The city is so invested in the outcome that Mayor Reed spoke at the purchase ceremony, predicting that a successful development could have a $1 billion economic impact. A kickoff celebration in October will feature a concert by the Indigo Girls and catering by a who’s who of Atlanta chefs.

“We see this as being transformational for that area of Atlanta,” said Ernestine Garey, the executive vice president and chief operating officer for the Atlanta Development Authority. “It is a huge, huge opportunity.”

Early blueprints make Ponce City Market look not unlike Chelsea Market, the renovated biscuit factory that leases space to the Food Network and other technology and media companies. It will contain high-ceilinged office space, a range of restaurants, a food market, apartments, exhibition spaces, a skywalk and perhaps even an amusement park, Jamestown says.

The plan calls for reducing the building’s square footage by nearly half, to 1.2 million square feet, constructing a parking garage with at least 2,000 spaces inside the structure and demolishing many internal walls and ceilings. But Jamestown says it will preserve the exterior and as much equipment as possible from the original Sears department store and distribution center. A giant electrical panel will become the backdrop for a bar, and a train trestle will be repurposed as a pedestrian walkway.

“We think the history is really central to the culture we’re trying to create,” said Michael Phillips, a managing director of Jamestown. “We’re trying to keep the spirit of this place alive and to keep it true to its Southern roots.”

In its heyday, Sears shipped to customers across the Southeast. Older Atlantans remember picking up furniture or clothes there. “That’s where everybody shopped,” Trudie Wade, an Atlanta resident who worked at the Sears in the 1970s, says in a video that Jamestown produced about the building’s history. “It was huge. I was like, ‘Oh my God, it’s such a huge store that we’re going to get lost in here.’ ”

Other cities have refurbished Sears stores and distribution centers. In Seattle, a former Sears is now the headquarters of Starbucks. In Dallas, one has 400 apartments and a nightclub. In Boston, one has an REI, a Best Buy and a movie theater.

But Atlanta’s Sears center has its own difficulties because it was vacant so long. The city spent months removing and auctioning the office equipment that had piled up inside over the years, raising more than $100,000.

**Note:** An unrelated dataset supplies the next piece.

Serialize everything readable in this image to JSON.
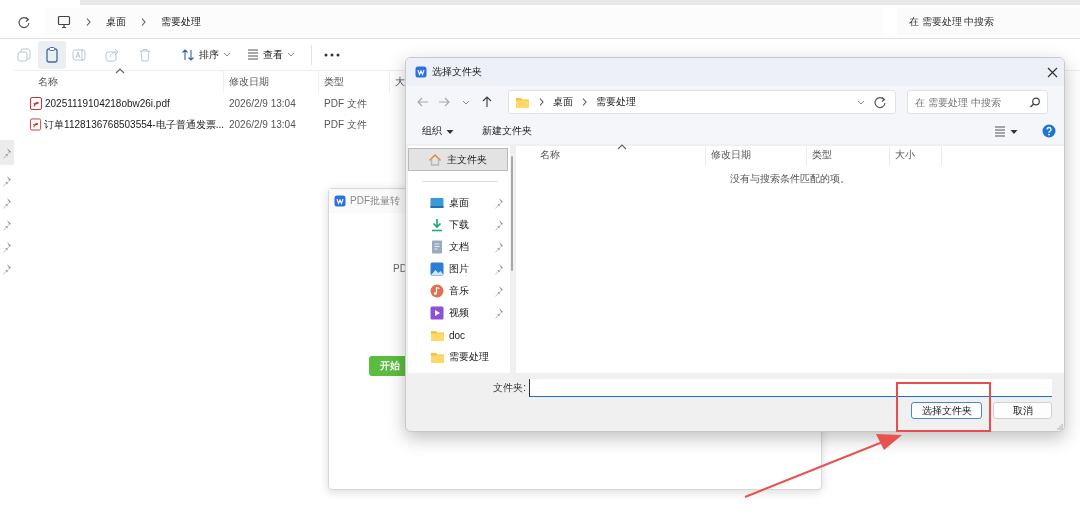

Architects are still figuring out how to avoid damaging a sewage system from the early 1900s that runs directly through the building’s lower floors. Although it retains its elegant maple flooring and tall glass windows, parts of the building have fallen into disrepair.

“The office spaces quite literally looked like terrorists had run in the front door and people had fled out the back door in a panic,” Mr. Bennett said. But Jamestown says it has faced obstacles with historic buildings elsewhere: Chelsea Market; the former Port of New York Authority at 111 Eighth Avenue, now owned by Google; and Warehouse Row in Chattanooga all required substantial overhauls.

For the 64 years that Sears owned City Hall East, the building was treated “like a Rolls-Royce,” said Jim Irwin, a vice president at Green Street, a subsidiary and development arm of Jamestown.

Tenants are already signing up. Anne Quatrano, an Atlanta chef and restaurant owner who has worked with Jamestown before, said she planned to open a po-boy shop at Ponce City Market.

“It’s a little scary,” Ms. Quatrano said of the building’s uncertain prospects. But if you like the building, the developer and the history of the neighborhood, she said, then you have to trust that customers will come.